La digitalizzazione dell’economia è ormai una tendenza irreversibile, dalla quale non possiamo che aspettarci rilevanti benefici aggregati. Occorre però essere preparati al suo impatto sul lavoro e insieme non sottovalutare i suoi effetti (re)distributivi, anche sul piano delle pari opportunità fra uomini e donne. Nonostante la crescente domadda di specialisti nelle tecnologie della informazione e comunicazione (Ict), la percentuale di giovani europei con diplomi o lauree in questo settore sta diminuendo. La tendenza è particolarmente marcata fra le donne. Gli uomini che hanno seguito percorsi formativi in Ict sono quattro volte più numerosi delle donne e tre volte più numerosi fra gli occupati in questo settore. Un enorme problema è poi rappresentato dagli abbandoni delle occupate digitali, soprattutto dopo l’arrivo dei figli. Uno studio della Commissione Uè ha recentemente calcolato che la perdita annuale di produttività per l’economia europea causate dagli abbandoni delle occupate digitali è pari a circa 16,2 miliardi di euro («Women in the Digital Age», 8 marzo 2018). Lo studio mostra anche che le startup di proprietà femminile hanno maggiori probabilità di successo; ciò nonostante la partecipazione e la leadership femminile nel complesso delle imprese digitali sta diminuendo.
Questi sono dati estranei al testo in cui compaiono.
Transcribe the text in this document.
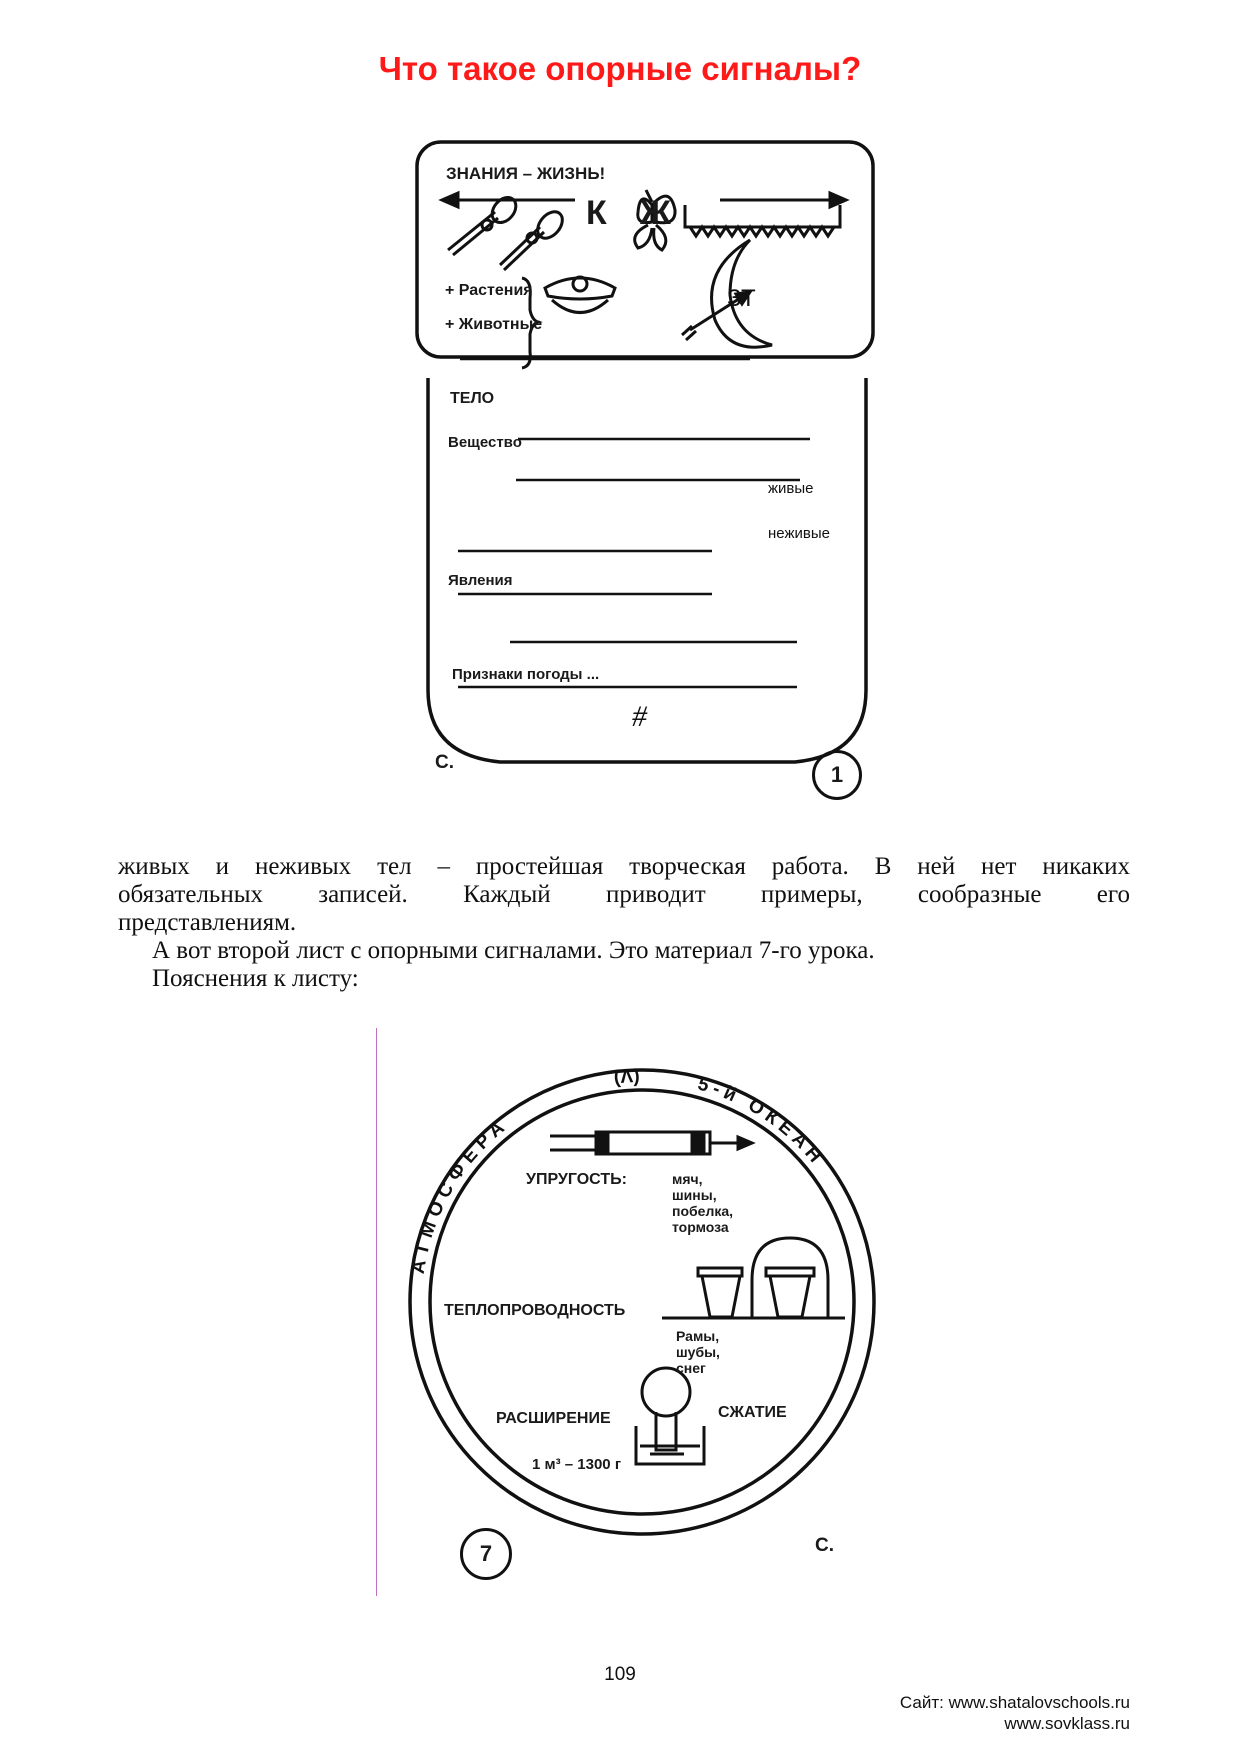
Что такое опорные сигналы?
ЗНАНИЯ – ЖИЗНЬ!
К Ж
+ Растения
+ Животные
ЗТ
ТЕЛО
Вещество
живые
неживые
Явления
Признаки погоды ...
#
С.	1

живых и неживых тел – простейшая творческая работа. В ней нет никаких

обязательных записей. Каждый приводит примеры, сообразные его

представлениям.

А вот второй лист с опорными сигналами. Это материал 7-го урока.

Пояснения к листу:

АТМОСФЕРА
(Λ)	5-й ОКЕАН
УПРУГОСТЬ:	мяч,
шины,
побелка,
тормоза
ТЕПЛОПРОВОДНОСТЬ
Рамы,
шубы,
снег
РАСШИРЕНИЕ	СЖАТИЕ
1 м³ – 1300 г
7	С.
109
Сайт: www.shatalovschools.ru
www.sovklass.ru
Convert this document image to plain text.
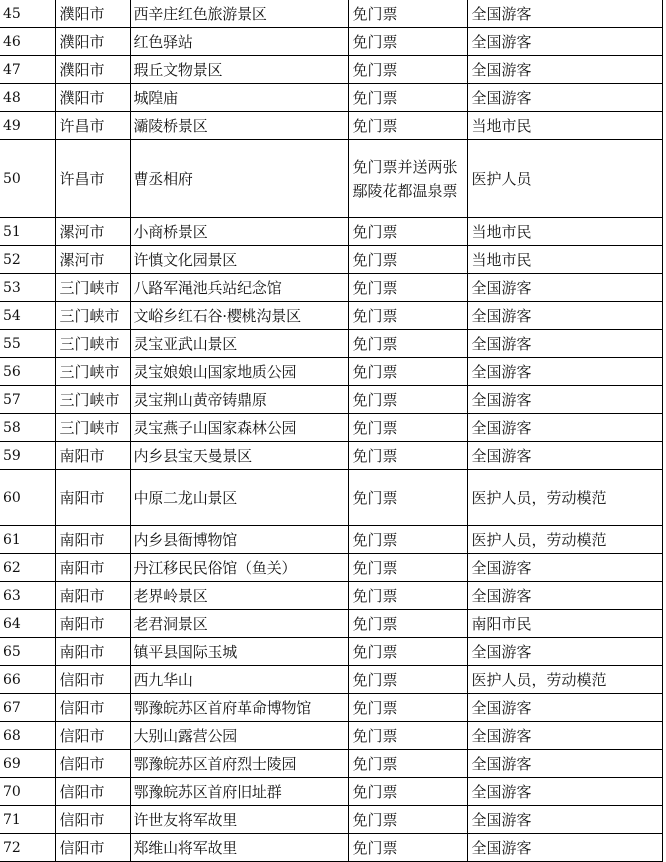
45	濮阳市	西辛庄红色旅游景区	免门票	全国游客
46	濮阳市	红色驿站	免门票	全国游客
47	濮阳市	瑕丘文物景区	免门票	全国游客
48	濮阳市	城隍庙	免门票	全国游客
49	许昌市	灞陵桥景区	免门票	当地市民
50	许昌市	曹丞相府	免门票并送两张鄢陵花都温泉票	医护人员
51	漯河市	小商桥景区	免门票	当地市民
52	漯河市	许慎文化园景区	免门票	当地市民
53	三门峡市	八路军渑池兵站纪念馆	免门票	全国游客
54	三门峡市	文峪乡红石谷·樱桃沟景区	免门票	全国游客
55	三门峡市	灵宝亚武山景区	免门票	全国游客
56	三门峡市	灵宝娘娘山国家地质公园	免门票	全国游客
57	三门峡市	灵宝荆山黄帝铸鼎原	免门票	全国游客
58	三门峡市	灵宝燕子山国家森林公园	免门票	全国游客
59	南阳市	内乡县宝天曼景区	免门票	全国游客
60	南阳市	中原二龙山景区	免门票	医护人员，劳动模范
61	南阳市	内乡县衙博物馆	免门票	医护人员，劳动模范
62	南阳市	丹江移民民俗馆（鱼关）	免门票	全国游客
63	南阳市	老界岭景区	免门票	全国游客
64	南阳市	老君洞景区	免门票	南阳市民
65	南阳市	镇平县国际玉城	免门票	全国游客
66	信阳市	西九华山	免门票	医护人员，劳动模范
67	信阳市	鄂豫皖苏区首府革命博物馆	免门票	全国游客
68	信阳市	大别山露营公园	免门票	全国游客
69	信阳市	鄂豫皖苏区首府烈士陵园	免门票	全国游客
70	信阳市	鄂豫皖苏区首府旧址群	免门票	全国游客
71	信阳市	许世友将军故里	免门票	全国游客
72	信阳市	郑维山将军故里	免门票	全国游客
Si tratta di dinamiche legate a fattori di carattere trasversale ma anche di natura più specifica e culturale. Le giovani donne che fanno studi tecnico-scientifici e considerano di intraprendere carriere in questo settore sono ancora troppo poche. Quest’anno, il grande tema «Lavoro e Tecnologia» sarà al centro del Festival dell’economia di Trento. Un panel organizzato dal think tank di giovani «Tortuga» (www.Tortugaecon.eu) approfondirà le conseguenze della digitalizzazione sull’occupazione femminile. Le donne devono aumentare la propria presenza su questo fronte. Aprendo la strada a forme diverse di lavoro e di organizzazione del tempo, il digitale può offrire infatti non solo prospettive di carriera e successo professionale, ma anche di una migliore qualità di vita.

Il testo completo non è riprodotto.